Column
PUBLISHED : Monday, 03 March, 2014, 9:53am
UPDATED : Tuesday, 04 March, 2014, 2:08am

Exchange duplicates SFC’s regulatory role

With no powers to prosecute, the HKEx should leave the business of regulation to the SFC

BIO

Enoch Yiu is the chief reporter of business pages at the Post. She writes feature stories with a focus on regulatory issues, stock exchanges, the Securities and Futures Commission, accountancy, insurance, pension and other financial industry development issuse. She has a weekly column, White Collar, covering the latest issues in the professional industry and also hosts podcasts and video programs on SCMP.com. She is the author of two books.
 

Now that the Securities and Futures Commission has declared it will enhance its role as a corporate regulator, what role should Hong Kong Exchanges and Clearing play in regulating listed companies?

Traditionally, the city's regulatory system has been divided into three layers, with the government setting the law and policy, the SFC carrying out enforcement and detailed investigations into market malpractices, and the stock exchange acting as a front-line regulator and monitoring listed companies.

Since HKEx became a listed company in 2000, there have been calls to review whether the exchange should continue to play its traditional role.

As a profit-driven company, HKEx naturally wants as many companies as possible to list on the exchange. However, this is in conflict with its role as a regulator because if it takes a hard line it may drive away potential clients.

But of course HKEx would not like to abandon its regulatory role, because if it did, the companies listed on the exchange would not take it seriously.

At HKEx's results announcement on Wednesday, chief executive Charles Li Xiaojia reiterated the exchange's role as a regulator for listed companies.

Last year, HKEx vetted 41,726 company announcements and handled 453 complaints against listed companies.

The bourse conducted 69 investigations into listed companies and issued five public censures, three public criticisms and 16 warnings. It disciplined 57 directors.

Such efforts made sense in the past, when HKEx could do the initial vetting and then refer any potential malpractices at a listed company to the SFC, which would perform a more in-depth investigation.

However, since the SFC told lawmakers last month that it is going to hire 51 new staff, including extra headcount for a new team set up to vet company announcements and to speed up its investigation of companies, why does HKEx need a team to do the same thing?

This is simply a waste of resources, the only benefit of which is to create job opportunities for bureaucrats.

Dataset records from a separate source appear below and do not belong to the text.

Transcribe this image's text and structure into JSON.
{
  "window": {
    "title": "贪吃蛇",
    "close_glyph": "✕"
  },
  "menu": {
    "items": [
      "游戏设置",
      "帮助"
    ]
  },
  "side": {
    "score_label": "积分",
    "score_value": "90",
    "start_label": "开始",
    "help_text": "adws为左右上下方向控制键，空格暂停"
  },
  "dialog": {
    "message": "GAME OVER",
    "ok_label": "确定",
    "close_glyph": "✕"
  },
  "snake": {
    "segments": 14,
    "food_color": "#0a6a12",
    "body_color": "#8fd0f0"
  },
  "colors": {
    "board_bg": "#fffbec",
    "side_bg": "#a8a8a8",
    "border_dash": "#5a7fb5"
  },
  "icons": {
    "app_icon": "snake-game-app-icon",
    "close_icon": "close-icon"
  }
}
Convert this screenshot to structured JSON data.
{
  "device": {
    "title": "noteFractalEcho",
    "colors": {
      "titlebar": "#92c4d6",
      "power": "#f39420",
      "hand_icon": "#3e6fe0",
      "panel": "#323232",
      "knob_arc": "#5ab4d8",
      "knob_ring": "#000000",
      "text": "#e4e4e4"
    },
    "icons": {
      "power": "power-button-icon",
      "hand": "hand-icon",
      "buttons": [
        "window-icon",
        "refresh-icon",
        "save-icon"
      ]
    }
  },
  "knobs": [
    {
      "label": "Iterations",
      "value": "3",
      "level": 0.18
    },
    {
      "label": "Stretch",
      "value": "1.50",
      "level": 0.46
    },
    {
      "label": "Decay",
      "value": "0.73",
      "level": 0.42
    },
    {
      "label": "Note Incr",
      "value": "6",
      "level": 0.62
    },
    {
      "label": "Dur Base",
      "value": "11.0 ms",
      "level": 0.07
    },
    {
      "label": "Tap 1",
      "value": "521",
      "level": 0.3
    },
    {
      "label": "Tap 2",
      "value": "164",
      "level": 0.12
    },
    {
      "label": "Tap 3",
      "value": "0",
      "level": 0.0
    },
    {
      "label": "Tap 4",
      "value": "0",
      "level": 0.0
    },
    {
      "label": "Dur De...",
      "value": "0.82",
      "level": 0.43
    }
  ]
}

If we must choose only one among the two organisations, the SFC is in a better position to do the regulator's job. The Securities and Futures Ordinance empowers it to collect evidence, conduct interviews and apply for court orders to freeze the money of alleged insiders, as well as require those that have committed misconduct to compensate investors.

In other words, the SFC has teeth, since it can impose fines or initiate criminal prosecutions against companies or directors that breach the rules or the law.

In this respect, the exchange is toothless. It can only reprimand a company or its directors or require the directors to take classes in good corporate governance practices - a painless penalty.

It is time for the government to rethink the role of HKEx as a regulator.